The exit of the whales began in mid-May, coinciding with the completion stage of the cup. This timing suggests that the largest stacks will rotate out as the pattern matures.
While the whale reading validates the bearish technical setup, another cohort tells a contradictory story.
Smart Money Remains Bearish, Hodlers Build Aggressive Positions
The Smart Money Index measures the confidence of informed investors by comparing trading patterns. The measured value is now below the zero line. This shows that institutional investors and informed buyers have not returned despite the small rally since May 18th.

This strengthens the pattern and the bearish reading from the whale exit.
However, Ethereum hodlers with stashes older than 155 days have moved in the opposite direction. Hodler’s net position change increased from 77,978 $ETH May 16th up to 151,890 $ETH This is a 95% increase in the cumulative number of convicts in five days.

Whales sell, smart money waits, hodlers pile up. Hodler’s purchase seems paradoxical, but a cost-based distribution map explains why.
Ethereum price level depends on handle support and cost-based clusters
Glassnode’s cost-based heatmap shows clusters concentrated in the $2,059 to $2,075 zone. Approximately 1.378 million $ETH is in Ethereum’s cost reference range and is the only meaningful supply cluster close to the current price.
Hodler is guarding this floor. If the price is above the cluster, the position will remain green and the bid will continue to be displayed. If the cluster collapses, the wave of confidence is likely to reverse.

The structural support for the handle costs $2,102. A complete loss of $2,102 sends the price directly to the cost basis cluster. The next stops below $2,059 are $2,017 and $1,896, with a full measure moving target of $1,697.
This value of $1,697 is lower than it was on February 6th. $ETH Cycle low $1,744. Moving there would mark a true cycle reset, new territory for the current leg.

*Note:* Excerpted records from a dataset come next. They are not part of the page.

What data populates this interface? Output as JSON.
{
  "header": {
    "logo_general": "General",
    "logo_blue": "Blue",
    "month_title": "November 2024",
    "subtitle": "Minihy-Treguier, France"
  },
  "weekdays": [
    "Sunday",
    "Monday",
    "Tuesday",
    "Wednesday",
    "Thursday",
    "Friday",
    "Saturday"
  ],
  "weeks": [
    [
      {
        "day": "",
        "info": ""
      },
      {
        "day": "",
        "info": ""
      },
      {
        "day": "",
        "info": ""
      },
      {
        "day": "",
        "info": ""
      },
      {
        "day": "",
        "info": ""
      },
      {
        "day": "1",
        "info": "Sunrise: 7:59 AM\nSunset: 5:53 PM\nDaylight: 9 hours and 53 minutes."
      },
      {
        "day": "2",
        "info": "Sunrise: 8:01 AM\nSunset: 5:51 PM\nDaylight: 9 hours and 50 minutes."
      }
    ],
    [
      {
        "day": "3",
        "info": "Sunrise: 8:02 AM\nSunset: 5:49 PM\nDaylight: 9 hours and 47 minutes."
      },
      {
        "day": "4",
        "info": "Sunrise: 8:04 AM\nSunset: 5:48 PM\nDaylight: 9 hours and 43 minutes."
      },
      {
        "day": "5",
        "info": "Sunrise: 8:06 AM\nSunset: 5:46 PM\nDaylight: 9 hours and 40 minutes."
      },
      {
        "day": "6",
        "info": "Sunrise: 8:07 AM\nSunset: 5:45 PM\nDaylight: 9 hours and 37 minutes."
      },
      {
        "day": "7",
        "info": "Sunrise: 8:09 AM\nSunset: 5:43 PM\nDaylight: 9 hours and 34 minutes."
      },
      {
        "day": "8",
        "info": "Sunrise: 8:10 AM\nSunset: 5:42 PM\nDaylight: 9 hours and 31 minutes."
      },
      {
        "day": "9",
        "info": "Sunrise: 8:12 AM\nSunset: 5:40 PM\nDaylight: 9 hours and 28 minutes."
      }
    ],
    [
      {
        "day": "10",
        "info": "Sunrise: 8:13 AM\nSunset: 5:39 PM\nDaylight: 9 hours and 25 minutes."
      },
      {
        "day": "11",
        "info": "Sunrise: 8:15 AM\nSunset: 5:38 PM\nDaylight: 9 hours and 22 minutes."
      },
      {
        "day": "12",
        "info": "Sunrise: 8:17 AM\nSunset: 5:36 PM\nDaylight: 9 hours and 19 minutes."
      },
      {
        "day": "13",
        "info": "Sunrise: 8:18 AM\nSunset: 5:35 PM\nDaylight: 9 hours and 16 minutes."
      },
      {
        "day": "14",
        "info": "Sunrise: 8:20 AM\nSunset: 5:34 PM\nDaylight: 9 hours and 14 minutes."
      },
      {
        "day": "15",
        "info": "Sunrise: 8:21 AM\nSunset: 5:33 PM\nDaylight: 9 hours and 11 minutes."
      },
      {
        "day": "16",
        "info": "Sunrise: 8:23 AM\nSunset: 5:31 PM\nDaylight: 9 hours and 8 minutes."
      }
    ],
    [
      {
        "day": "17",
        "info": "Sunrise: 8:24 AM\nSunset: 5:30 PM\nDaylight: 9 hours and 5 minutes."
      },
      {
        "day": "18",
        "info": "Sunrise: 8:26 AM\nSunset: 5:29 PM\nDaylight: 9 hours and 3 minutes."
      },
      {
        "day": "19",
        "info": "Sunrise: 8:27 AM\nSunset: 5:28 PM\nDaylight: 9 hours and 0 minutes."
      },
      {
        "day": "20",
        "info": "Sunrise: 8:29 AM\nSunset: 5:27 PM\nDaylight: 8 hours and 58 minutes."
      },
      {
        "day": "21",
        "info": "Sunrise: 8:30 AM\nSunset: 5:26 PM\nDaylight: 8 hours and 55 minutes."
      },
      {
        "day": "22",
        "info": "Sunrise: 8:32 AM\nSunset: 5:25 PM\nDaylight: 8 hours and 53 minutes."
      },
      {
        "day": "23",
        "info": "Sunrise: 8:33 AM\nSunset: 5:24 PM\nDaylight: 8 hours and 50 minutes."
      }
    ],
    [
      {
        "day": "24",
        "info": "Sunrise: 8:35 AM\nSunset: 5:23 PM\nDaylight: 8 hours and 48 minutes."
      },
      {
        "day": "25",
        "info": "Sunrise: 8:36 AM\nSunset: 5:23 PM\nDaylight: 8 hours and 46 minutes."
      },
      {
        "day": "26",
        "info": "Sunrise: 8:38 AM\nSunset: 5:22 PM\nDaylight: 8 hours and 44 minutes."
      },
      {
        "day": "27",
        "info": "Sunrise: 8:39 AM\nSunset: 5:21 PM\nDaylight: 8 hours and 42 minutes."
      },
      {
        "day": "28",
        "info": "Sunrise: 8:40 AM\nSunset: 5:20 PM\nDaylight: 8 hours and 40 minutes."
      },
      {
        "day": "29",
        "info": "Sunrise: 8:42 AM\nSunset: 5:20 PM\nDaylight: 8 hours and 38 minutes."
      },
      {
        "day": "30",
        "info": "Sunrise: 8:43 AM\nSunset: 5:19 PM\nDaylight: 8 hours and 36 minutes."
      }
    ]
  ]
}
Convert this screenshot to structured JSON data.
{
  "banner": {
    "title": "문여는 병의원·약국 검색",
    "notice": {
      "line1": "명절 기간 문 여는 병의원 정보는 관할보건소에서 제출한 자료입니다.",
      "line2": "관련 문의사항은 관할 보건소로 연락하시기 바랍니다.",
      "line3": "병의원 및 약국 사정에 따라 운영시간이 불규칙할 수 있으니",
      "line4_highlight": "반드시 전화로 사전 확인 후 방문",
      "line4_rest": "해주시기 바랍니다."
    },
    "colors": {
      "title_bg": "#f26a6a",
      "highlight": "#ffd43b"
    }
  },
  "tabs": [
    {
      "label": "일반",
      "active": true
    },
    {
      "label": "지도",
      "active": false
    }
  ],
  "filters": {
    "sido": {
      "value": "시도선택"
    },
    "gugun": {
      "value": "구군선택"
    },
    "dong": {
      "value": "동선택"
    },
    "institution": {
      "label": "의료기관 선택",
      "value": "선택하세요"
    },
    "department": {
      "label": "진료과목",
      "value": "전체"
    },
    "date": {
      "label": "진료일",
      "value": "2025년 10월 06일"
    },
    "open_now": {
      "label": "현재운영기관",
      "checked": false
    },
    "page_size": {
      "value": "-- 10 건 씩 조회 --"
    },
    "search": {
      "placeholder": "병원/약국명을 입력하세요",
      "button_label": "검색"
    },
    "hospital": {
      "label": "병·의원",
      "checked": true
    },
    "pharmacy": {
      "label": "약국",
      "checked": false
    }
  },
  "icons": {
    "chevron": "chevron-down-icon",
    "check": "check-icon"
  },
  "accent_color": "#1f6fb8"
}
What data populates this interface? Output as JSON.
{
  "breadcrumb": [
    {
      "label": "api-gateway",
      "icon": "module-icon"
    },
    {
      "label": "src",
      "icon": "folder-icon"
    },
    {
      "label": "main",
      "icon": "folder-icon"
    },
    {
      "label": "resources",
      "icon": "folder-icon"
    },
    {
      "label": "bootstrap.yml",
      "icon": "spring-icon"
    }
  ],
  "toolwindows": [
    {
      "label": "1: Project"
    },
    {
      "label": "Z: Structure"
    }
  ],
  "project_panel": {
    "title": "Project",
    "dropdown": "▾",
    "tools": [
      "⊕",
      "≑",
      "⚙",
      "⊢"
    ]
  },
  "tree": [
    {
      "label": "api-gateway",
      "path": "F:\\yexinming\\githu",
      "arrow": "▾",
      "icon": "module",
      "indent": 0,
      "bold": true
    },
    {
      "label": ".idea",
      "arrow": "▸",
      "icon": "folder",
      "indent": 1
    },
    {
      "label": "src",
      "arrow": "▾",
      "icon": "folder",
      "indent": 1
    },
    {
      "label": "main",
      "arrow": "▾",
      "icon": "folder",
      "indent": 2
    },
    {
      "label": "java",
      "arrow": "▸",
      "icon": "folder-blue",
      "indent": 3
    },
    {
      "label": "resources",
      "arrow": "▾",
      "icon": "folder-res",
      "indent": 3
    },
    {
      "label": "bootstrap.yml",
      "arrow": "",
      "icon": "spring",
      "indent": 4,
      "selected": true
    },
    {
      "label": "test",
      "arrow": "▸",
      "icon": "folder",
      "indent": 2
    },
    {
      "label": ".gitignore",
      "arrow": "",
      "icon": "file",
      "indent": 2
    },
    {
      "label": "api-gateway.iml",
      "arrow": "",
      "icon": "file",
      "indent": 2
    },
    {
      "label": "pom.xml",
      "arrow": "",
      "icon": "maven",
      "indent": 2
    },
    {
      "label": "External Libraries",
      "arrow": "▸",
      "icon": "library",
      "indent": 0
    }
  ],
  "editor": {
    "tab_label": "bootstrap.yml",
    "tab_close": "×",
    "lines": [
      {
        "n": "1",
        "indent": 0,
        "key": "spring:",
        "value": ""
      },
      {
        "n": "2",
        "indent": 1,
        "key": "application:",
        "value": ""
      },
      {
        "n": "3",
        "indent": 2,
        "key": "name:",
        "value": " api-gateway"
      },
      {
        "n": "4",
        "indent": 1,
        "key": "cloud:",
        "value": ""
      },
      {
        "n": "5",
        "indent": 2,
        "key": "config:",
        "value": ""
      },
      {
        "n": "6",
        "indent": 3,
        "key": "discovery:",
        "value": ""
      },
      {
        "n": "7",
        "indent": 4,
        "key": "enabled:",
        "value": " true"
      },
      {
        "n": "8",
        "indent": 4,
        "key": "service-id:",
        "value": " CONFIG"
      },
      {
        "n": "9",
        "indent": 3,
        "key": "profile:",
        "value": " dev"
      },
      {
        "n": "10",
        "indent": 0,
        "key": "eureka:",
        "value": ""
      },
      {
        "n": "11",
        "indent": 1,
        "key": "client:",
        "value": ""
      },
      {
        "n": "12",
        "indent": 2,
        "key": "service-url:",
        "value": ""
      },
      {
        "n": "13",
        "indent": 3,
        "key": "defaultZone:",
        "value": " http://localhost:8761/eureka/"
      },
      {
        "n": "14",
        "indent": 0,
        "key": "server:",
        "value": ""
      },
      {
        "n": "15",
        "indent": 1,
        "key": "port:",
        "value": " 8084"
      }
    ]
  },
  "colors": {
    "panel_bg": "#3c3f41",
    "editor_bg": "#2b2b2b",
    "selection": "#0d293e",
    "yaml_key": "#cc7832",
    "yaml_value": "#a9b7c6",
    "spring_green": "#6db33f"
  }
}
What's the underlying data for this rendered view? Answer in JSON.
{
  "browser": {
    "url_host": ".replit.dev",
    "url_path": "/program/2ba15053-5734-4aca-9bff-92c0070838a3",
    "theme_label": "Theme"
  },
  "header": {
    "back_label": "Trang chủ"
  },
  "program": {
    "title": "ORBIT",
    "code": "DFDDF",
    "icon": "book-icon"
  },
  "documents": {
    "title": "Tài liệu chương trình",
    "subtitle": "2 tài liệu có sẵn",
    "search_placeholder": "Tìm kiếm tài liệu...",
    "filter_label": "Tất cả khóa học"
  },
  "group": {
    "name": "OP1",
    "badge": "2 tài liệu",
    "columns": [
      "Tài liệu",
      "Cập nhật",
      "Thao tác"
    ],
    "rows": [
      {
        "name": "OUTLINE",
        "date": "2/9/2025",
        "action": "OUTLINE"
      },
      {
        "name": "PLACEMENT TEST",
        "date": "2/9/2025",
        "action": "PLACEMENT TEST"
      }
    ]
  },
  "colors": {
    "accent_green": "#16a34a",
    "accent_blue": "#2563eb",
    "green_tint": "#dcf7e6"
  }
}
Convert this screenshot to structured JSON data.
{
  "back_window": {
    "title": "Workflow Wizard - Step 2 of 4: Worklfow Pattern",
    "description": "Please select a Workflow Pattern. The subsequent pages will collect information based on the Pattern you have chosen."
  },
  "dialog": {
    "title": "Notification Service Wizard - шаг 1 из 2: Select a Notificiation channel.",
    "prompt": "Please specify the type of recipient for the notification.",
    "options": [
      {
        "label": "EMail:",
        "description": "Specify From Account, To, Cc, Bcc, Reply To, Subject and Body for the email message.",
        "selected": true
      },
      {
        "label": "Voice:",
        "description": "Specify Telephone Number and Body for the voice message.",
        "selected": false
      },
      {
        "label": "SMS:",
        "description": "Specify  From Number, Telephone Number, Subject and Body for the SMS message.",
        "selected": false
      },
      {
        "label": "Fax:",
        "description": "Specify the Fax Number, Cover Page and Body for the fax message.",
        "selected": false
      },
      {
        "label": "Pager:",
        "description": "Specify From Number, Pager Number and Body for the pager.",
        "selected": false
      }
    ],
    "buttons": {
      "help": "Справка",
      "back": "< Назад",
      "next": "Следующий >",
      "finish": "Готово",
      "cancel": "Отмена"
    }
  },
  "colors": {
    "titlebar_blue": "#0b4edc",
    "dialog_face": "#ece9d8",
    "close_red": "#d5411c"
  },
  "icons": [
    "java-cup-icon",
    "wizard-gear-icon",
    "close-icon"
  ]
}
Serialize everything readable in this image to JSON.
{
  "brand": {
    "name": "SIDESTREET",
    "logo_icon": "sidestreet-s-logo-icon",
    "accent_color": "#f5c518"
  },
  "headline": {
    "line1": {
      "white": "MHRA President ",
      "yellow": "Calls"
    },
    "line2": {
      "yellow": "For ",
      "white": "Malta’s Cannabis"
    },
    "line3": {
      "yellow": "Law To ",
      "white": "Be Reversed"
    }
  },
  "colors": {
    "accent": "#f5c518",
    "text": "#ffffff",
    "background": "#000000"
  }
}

For the bullish theory to gain momentum, Ethereum price first needs to rise above $2,292. If the daily closing price exceeds $2,462, the upside-down cup and handle will be disabled. The $2,102 level separates the Hodler defense holding the line from a full cycle reset to $1,697.
Post $725 million in Ethereum ($ETH) Just Left Whale Wallets: The Timing Is Suspicious first appeared on BeInCrypto.